Le Conseil européen, institution centrale de l’UE, fixe les grandes orientations politiques sans exercer de pouvoir législatif, sa présidence étant souvent assurée par un ancien chef d’État ou de gouvernement, selon une pratique devenue institutionnelle depuis le Traité de Lisbonne.

7. Organisation Conseil de l’UE

Notions clés & Définitions

  • Conseil de l’UE : Institution regroupant les ministres des États membres par domaines spécifiques, chargé d’adopter des actes législatifs, décisions et recommandations. La présidence est assurée par un État membre pour une période de 6 mois.
  • Présidence du Conseil de l’UE : Fonction assurée par un État membre pour une durée de 6 mois, permettant de coordonner et de représenter le Conseil dans ses travaux. La présidence n’est pas une fonction honorifique mais une responsabilité opérationnelle.
  • COREPER : Comité des représentants permanents, chargé de préparer les travaux du Conseil de l’UE, notamment en élaborant des compromis et en rédigeant des projets de textes avant leur présentation en séance plénière.
  • Conseil 'Affaires générales' : Formation du Conseil de l’UE responsable d’assurer la cohérence des travaux entre différentes formations du Conseil, facilitant la coordination et la cohésion des positions adoptées.
  • Décisions par consensus ou majorité qualifiée : Mode de prise de décision au sein du Conseil de l’UE. Le consensus implique l’accord de tous, tandis que la majorité qualifiée nécessite une majorité renforcée selon des critères précis (voir aussi procédure de majorité qualifiée).

Points essentiels

  • Le Conseil de l’UE réunit des ministres par domaines spécifiques, permettant une spécialisation selon les sujets traités (économie, justice, environnement, etc.).
  • La présidence tourne tous les 6 mois, assurée par un État membre, ce qui garantit une représentation équilibrée et une rotation régulière.
  • Le COREPER joue un rôle clé dans la préparation technique et politique des délibérations, en amont des réunions officielles.
  • La formation 'Affaires générales' est essentielle pour garantir la cohérence des positions du Conseil face aux enjeux transversaux et à la coordination entre différentes politiques sectorielles.
  • Les décisions sont adoptées soit par consensus, soit par majorité qualifiée, selon le contexte et la nature des actes (législatifs ou non). La majorité qualifiée est définie par un seuil précis, souvent utilisé pour accélérer la prise de décision.

À retenir

Le Conseil de l’UE, avec sa présidence tournante, ses formations spécialisées comme le 'Conseil Affaires générales' et ses modes de décision variés, constitue le cœur du processus décisionnel européen, assurant la représentation des États membres par domaines et la cohérence des politiques adoptées.

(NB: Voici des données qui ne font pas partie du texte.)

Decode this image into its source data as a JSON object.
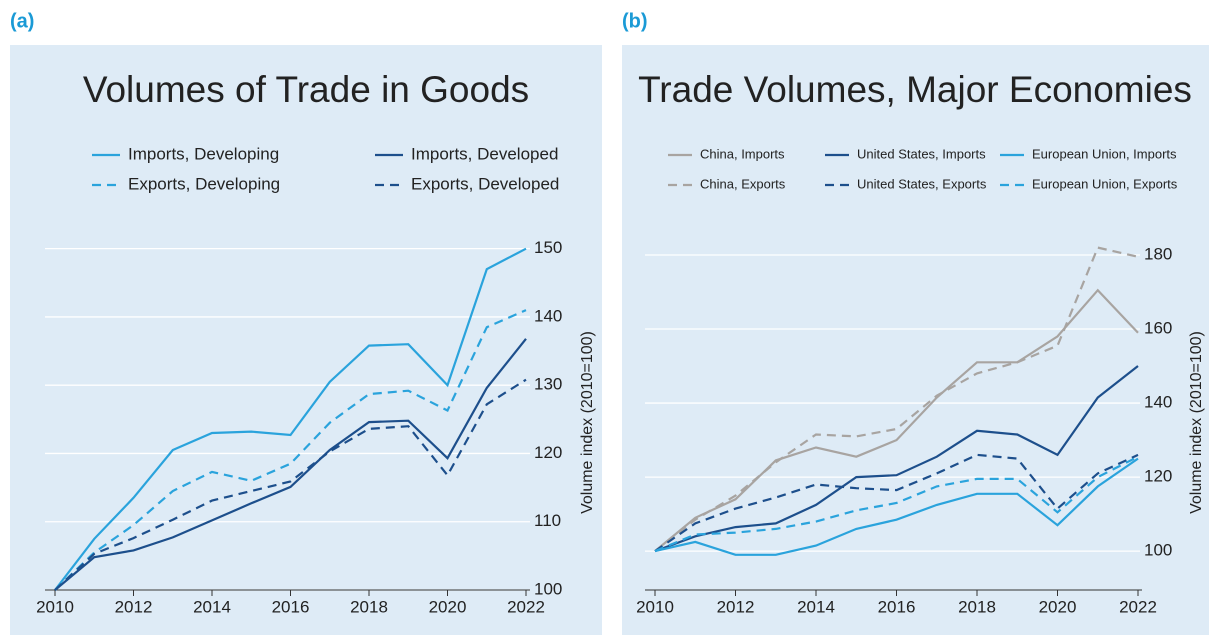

8. Institutions de contrôle

Notions clés & Définitions

  • Commission européenne : Institution chargée de veiller à l’application du droit de l’UE par les États membres, d’initier la législation, et de contrôler le respect des traités. Elle agit en collège, dispose d’un pouvoir d’initiative normative, et est souvent désignée comme la “gardienne des traités”. Selon Ursula von der Leyen (2023), elle est une institution centrale née d’une pratique politique devenue essentielle.

  • Cour des comptes européenne : Institution indépendante chargée de contrôler la bonne gestion financière de l’Union européenne, en vérifiant la légalité, l’efficacité et la conformité des dépenses. Elle contribue à renforcer la transparence et la responsabilité financière de l’UE.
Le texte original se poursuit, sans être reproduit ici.